Estima-se que cerca de mil famílias (aproximadamente 4 mil pessoas) que dependem dos rios para pesca, agricultura e extrativismo tenham sido diretamente atingidas. Indiretamente, estima-se que até 17 mil moradores dos municípios de Pedra Branca do Amapari, Porto Grande, Ferreira Gomes e Cutias do Araguari tenham sido impactados. O MPF sustenta que houve omissão específica dos quatro entes públicos no dever de fiscalizar e desmobilizar estruturas clandestinas conhecidas.

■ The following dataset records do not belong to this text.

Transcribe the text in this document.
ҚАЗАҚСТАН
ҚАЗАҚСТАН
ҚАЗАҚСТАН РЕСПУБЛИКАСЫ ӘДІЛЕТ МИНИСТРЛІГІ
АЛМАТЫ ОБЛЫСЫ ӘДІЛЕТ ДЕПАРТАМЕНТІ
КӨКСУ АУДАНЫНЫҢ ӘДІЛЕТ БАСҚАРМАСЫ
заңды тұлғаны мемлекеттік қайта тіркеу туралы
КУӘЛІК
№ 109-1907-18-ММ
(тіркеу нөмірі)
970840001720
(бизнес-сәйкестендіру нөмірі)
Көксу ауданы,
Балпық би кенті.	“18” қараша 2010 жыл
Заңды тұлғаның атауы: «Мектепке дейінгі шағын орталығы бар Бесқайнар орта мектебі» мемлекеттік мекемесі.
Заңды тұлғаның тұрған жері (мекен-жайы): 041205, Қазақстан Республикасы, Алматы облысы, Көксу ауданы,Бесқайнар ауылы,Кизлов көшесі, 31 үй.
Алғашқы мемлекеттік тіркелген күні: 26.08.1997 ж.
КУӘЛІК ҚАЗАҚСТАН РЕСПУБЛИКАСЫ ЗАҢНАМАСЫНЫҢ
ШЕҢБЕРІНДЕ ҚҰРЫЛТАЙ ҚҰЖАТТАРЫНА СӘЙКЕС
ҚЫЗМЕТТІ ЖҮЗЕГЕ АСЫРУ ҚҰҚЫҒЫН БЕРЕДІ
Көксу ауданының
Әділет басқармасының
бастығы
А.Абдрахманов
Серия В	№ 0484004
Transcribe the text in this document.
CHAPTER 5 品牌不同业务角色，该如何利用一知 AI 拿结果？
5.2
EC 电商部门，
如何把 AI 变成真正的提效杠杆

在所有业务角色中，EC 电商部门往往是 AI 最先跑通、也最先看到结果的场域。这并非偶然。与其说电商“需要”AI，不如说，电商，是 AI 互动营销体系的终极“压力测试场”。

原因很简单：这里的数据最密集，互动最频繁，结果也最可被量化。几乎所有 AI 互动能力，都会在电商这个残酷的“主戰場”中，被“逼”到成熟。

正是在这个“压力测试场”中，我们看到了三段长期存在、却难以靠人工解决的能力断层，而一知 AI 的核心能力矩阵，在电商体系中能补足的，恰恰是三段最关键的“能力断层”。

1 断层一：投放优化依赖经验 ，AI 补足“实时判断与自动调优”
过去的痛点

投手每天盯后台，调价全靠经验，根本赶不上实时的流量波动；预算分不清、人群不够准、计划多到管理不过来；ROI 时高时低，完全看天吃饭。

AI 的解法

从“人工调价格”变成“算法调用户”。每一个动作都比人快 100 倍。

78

O MPF requer que a Justiça determine, em caráter de urgência:

Que a União e o estado do Amapá elaborem, em até 90 dias, um Plano de Descontaminação, Mitigação e Recuperação Ambiental Integral da bacia do Rio Cupixi e de seus afluentes contaminados por metais pesados. Após a homologação judicial, a execução do plano deverá começar em até 60 dias, com custeio inicial pelos entes públicos;

Que a União, o estado do Amapá e o município de Pedra Branca do Amapari promovam, em até 180 dias, a descaracterização integral de seis barragens clandestinas localizadas na bacia do Rio Cupixi e nos rios Araguari e Amapari, conforme a legislação de segurança de barragens;

Que a União, a ANM e o estado do Amapá elaborem, em até 60 dias, um plano de fiscalização integrada e contínua para a região do garimpo São Domingos/Água Preta. Após a homologação judicial, a execução das ações de fiscalização deverá ter início em até 30 dias, com estrutura própria e permanente;

Que a União e o estado do Amapá iniciem, em até 10 dias, o monitoramento mensal contínuo da qualidade da água dos rios Cupixi e Araguari, com análises de metais pesados e garantia de potabilidade para as comunidades ribeirinhas afetadas;

Que a União, o estado do Amapá e o município de Pedra Branca do Amapari realizem, em até 30 dias, um levantamento completo e georreferenciado da população diretamente afetada pela contaminação por mercúrio. Ao final desse prazo, os entes deverão apresentar plano de fornecimento contínuo de água potável e alimentos, cuja execução deverá começar em até 15 dias após a homologação judicial, mantendo-se o atendimento até a completa descontaminação dos rios.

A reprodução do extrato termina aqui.